Akhbar Al Dhahran
- Type: Weekly newspaper
- Founders: Abdullah bin Abdul Rahman Al Malhooq; Abdul Karim Al Juhaiman;
- Founded: 26 December 1954
- Ceased publication: 29 April 1957
- Language: Arabic
- Headquarters: Dammam
- Country: Saudi Arabia

= Akhbar Al Dhahran =

Weekly Arabic newspaper published in Saudi Arabia (1954–1957)

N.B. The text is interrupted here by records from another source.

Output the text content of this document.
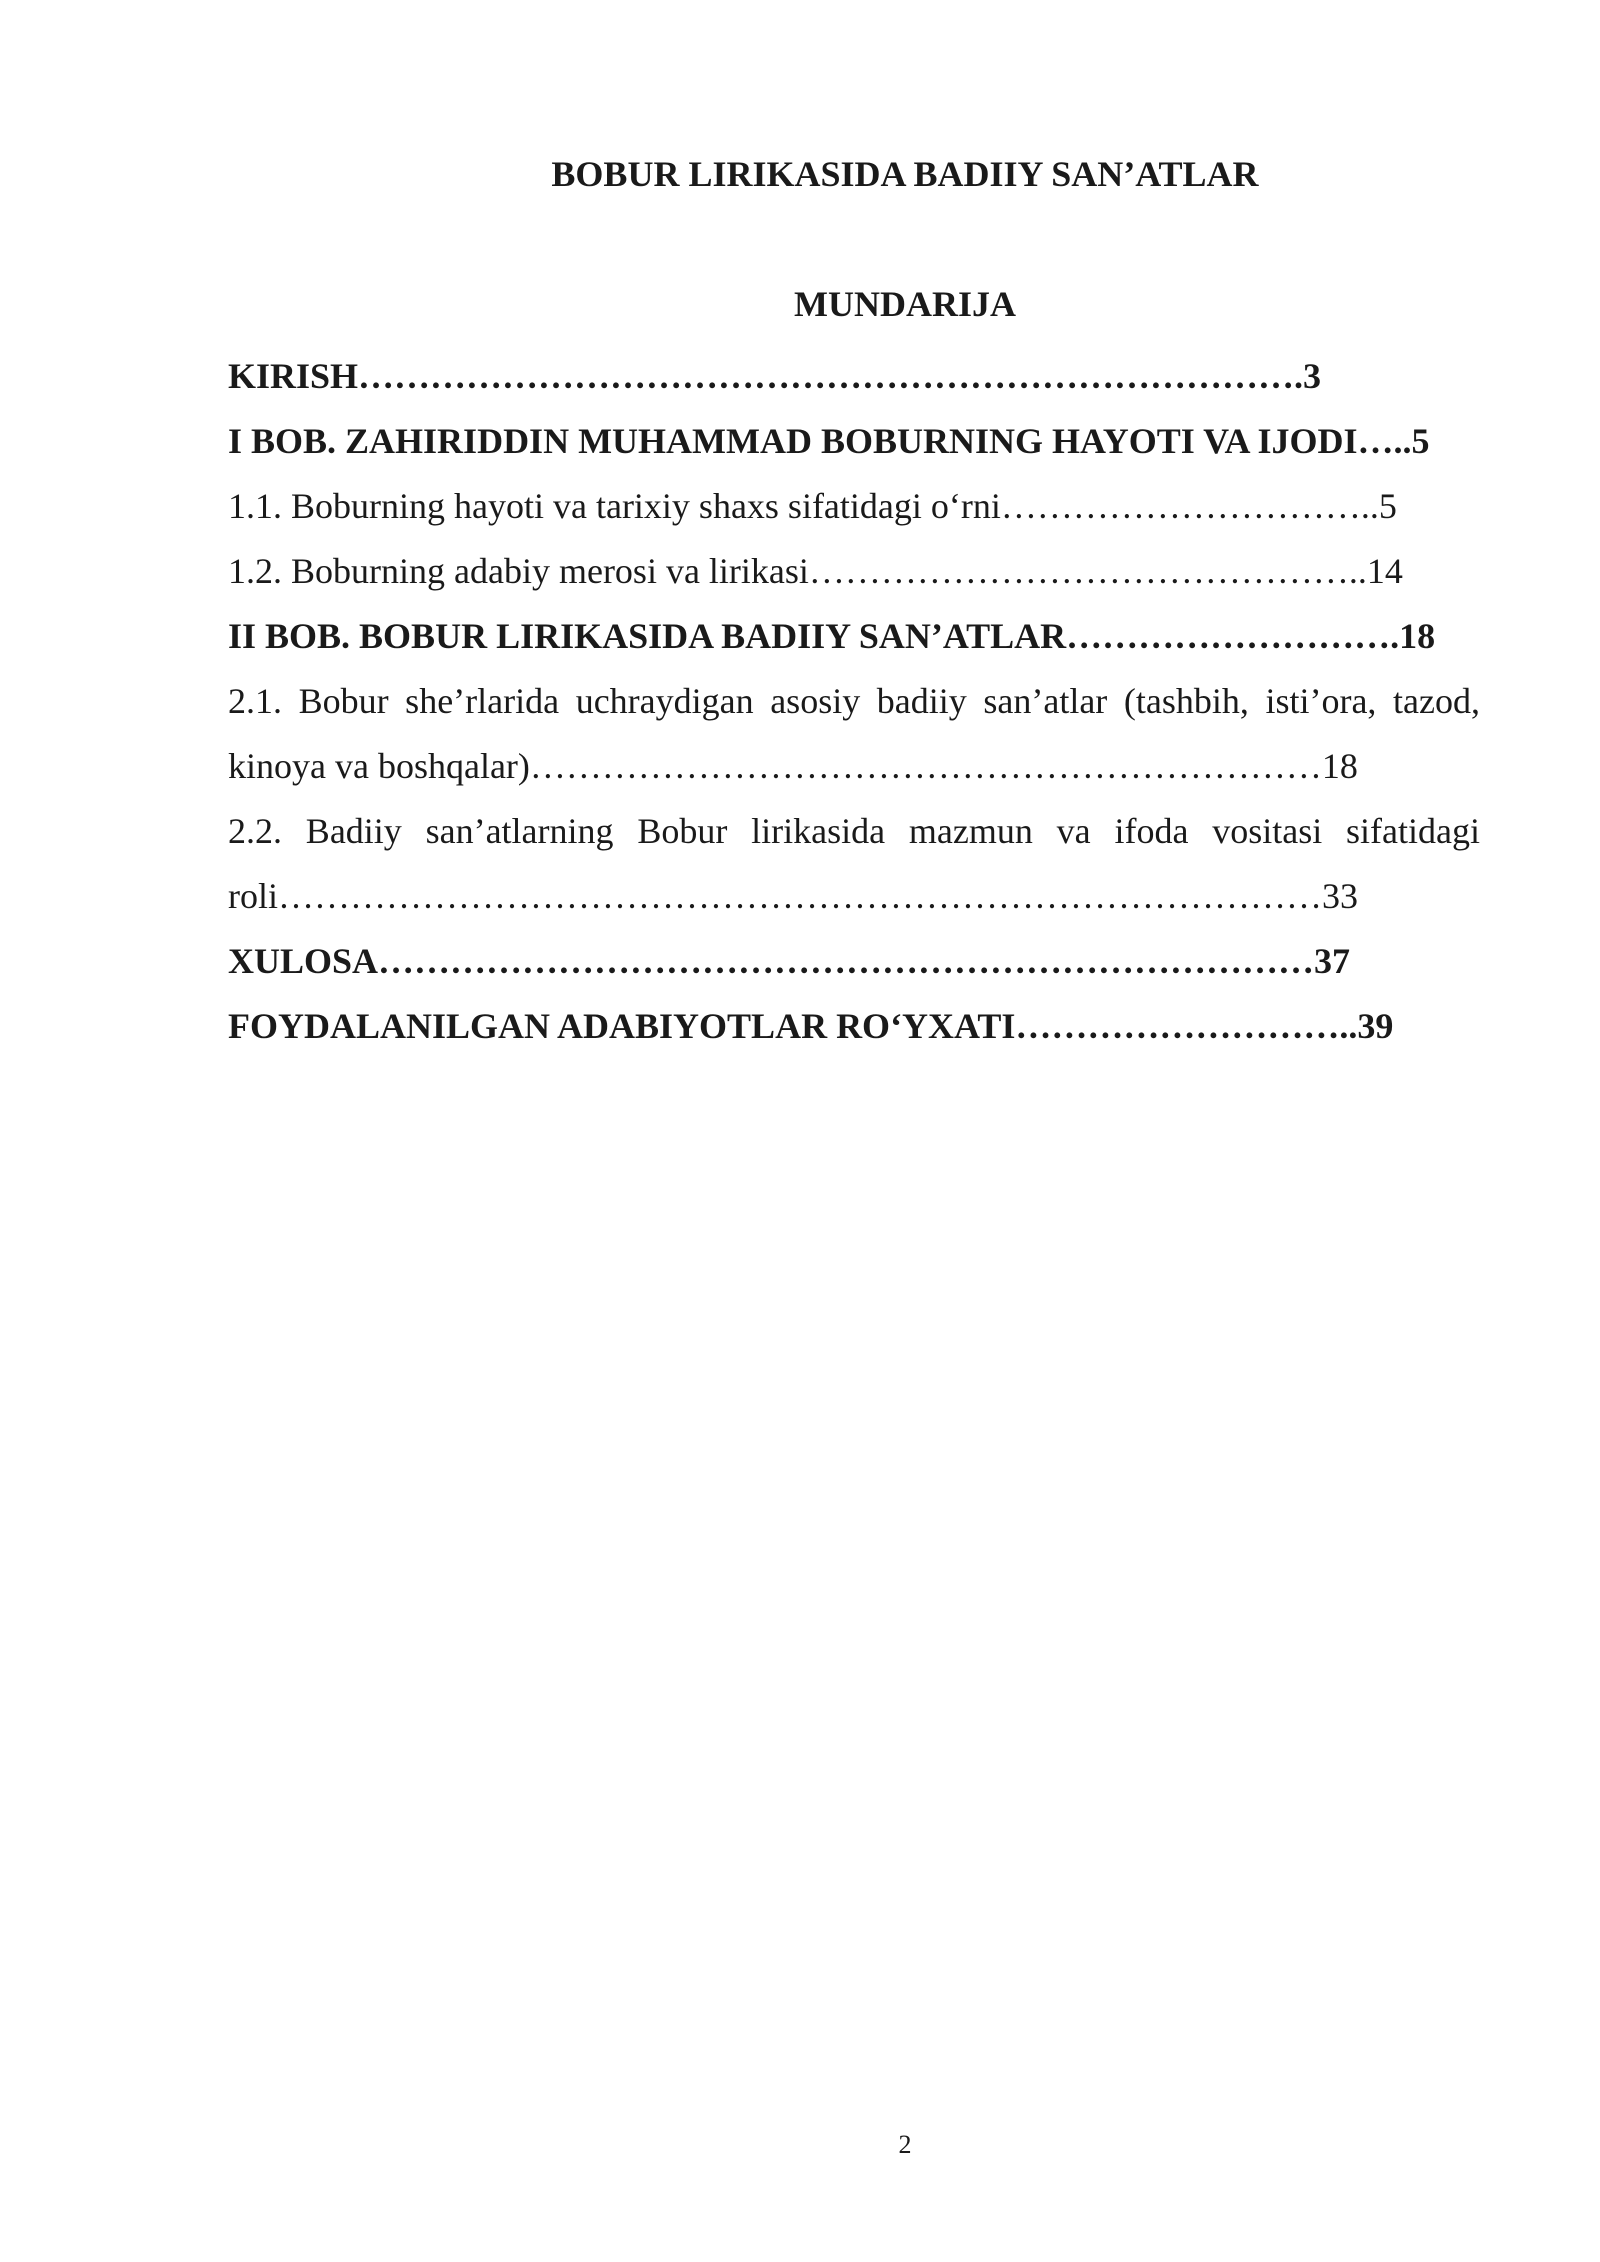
BOBUR LIRIKASIDA BADIIY SAN’ATLAR
MUNDARIJA

KIRISH…………………………………………………………………….3

I BOB. ZAHIRIDDIN MUHAMMAD BOBURNING HAYOTI VA IJODI…..5

1.1. Boburning hayoti va tarixiy shaxs sifatidagi o‘rni…………………………..5

1.2. Boburning adabiy merosi va lirikasi………………………………………..14

II BOB. BOBUR LIRIKASIDA BADIIY SAN’ATLAR……………………….18

2.1. Bobur she’rlarida uchraydigan asosiy badiiy san’atlar (tashbih, isti’ora, tazod, kinoya va boshqalar)…………………………………………………………18

2.2. Badiiy san’atlarning Bobur lirikasida mazmun va ifoda vositasi sifatidagi roli……………………………………………………………………………33

XULOSA……………………………………………………………………37

FOYDALANILGAN ADABIYOTLAR RO‘YXATI………………………..39

2
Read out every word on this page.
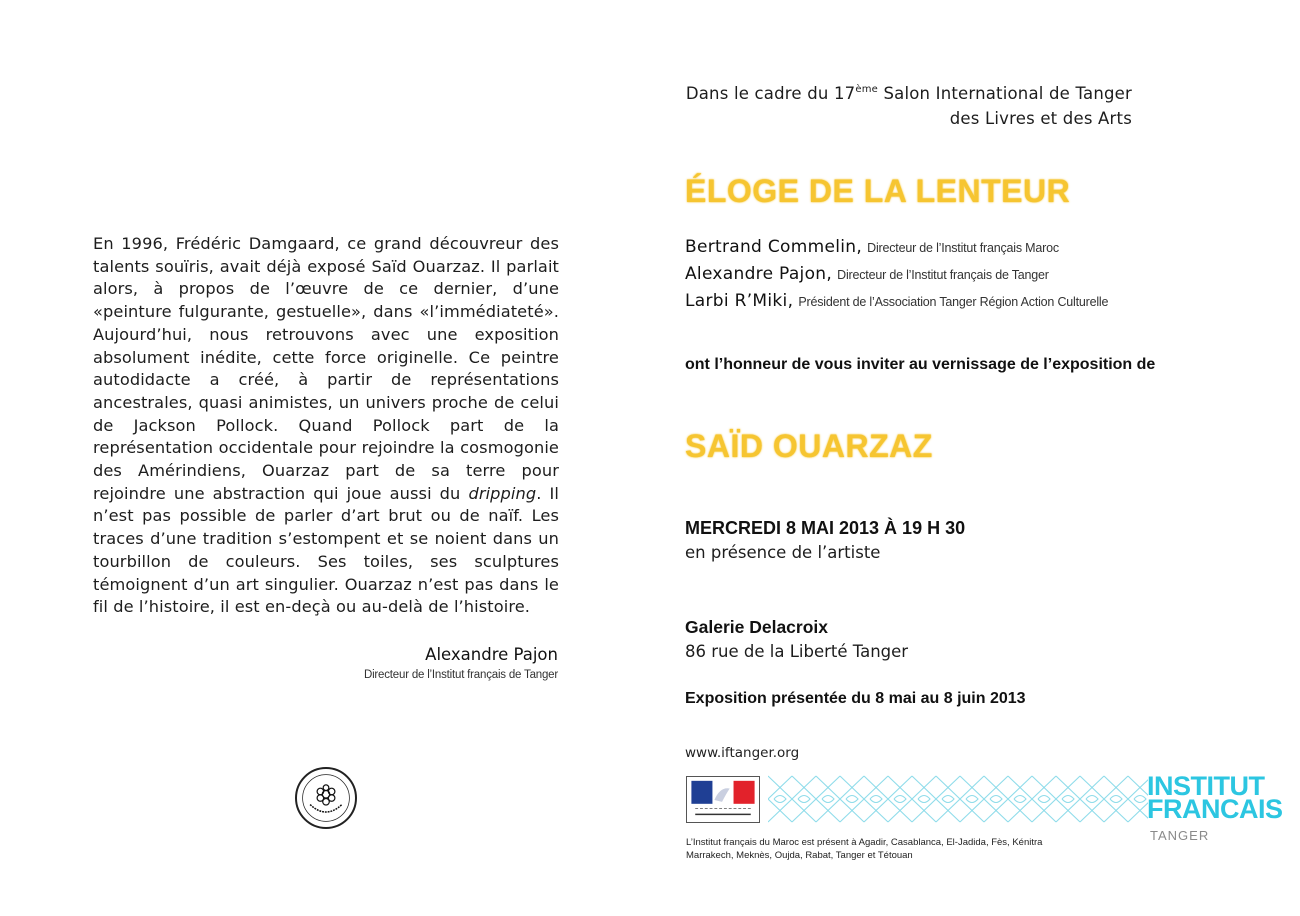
En 1996, Frédéric Damgaard, ce grand découvreur des talents souïris, avait déjà exposé Saïd Ouarzaz. Il parlait alors, à propos de l’œuvre de ce dernier, d’une «peinture fulgurante, gestuelle», dans «l’immédiateté». Aujourd’hui, nous retrouvons avec une exposition absolument inédite, cette force originelle. Ce peintre autodidacte a créé, à partir de représentations ancestrales, quasi animistes, un univers proche de celui de Jackson Pollock. Quand Pollock part de la représentation occidentale pour rejoindre la cosmogonie des Amérindiens, Ouarzaz part de sa terre pour rejoindre une abstraction qui joue aussi du dripping. Il n’est pas possible de parler d’art brut ou de naïf. Les traces d’une tradition s’estompent et se noient dans un tourbillon de couleurs. Ses toiles, ses sculptures témoignent d’un art singulier. Ouarzaz n’est pas dans le fil de l’histoire, il est en-deçà ou au-delà de l’histoire.

Alexandre Pajon
Directeur de l’Institut français de Tanger
Dans le cadre du 17ème Salon International de Tanger
des Livres et des Arts
ÉLOGE DE LA LENTEUR
Bertrand Commelin, Directeur de l’Institut français Maroc
Alexandre Pajon, Directeur de l’Institut français de Tanger
Larbi R’Miki, Président de l’Association Tanger Région Action Culturelle
ont l’honneur de vous inviter au vernissage de l’exposition de
SAÏD OUARZAZ
MERCREDI 8 MAI 2013 À 19 H 30
en présence de l’artiste
Galerie Delacroix
86 rue de la Liberté Tanger
Exposition présentée du 8 mai au 8 juin 2013
www.iftanger.org
INSTITUT
FRANCAIS
TANGER
L’Institut français du Maroc est présent à Agadir, Casablanca, El-Jadida, Fès, Kénitra Marrakech, Meknès, Oujda, Rabat, Tanger et Tétouan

Akhbar Al Dhahran (Dhahran News) was a weekly nationalist newspaper published in Dammam between 1954 and 1957. It was the first newspaper published in the Eastern Province of the country.

==History and profile==
Akhbar Al Dhahran was first published on 26 December 1954. Early issues of the paper were printed in Beirut and shipped to Dammam. The paper covered critical news in the country and attempted to raise an awareness among the people. It was known for its coverage of the nationalist articles and news on the corruption and maladministration in Saudi municipalities. Over time the weekly became a platform for nationalist Saudis to discuss the developments in the region.

Muhammad Abdullah Al Mana‘, a merchant and philanthropist, was among the frequent contributors of Akhbar Al Dhahran. The paper featured the nationalist poems by Hasan Faraj Al Umran, a Shia cleric and native of Qatif. Abdullah bin Abdul Rahman Al Malhooq served as the editor-in-chief. Abdul Karim Al Juhaiman was the last the editor-in-chief of the newspaper. His articles on the necessity of education for girls' and on gambling caused tension, and soon after this incident the last issue of the paper appeared on 29 April 1957. He was also arrested and released after 20-day detention.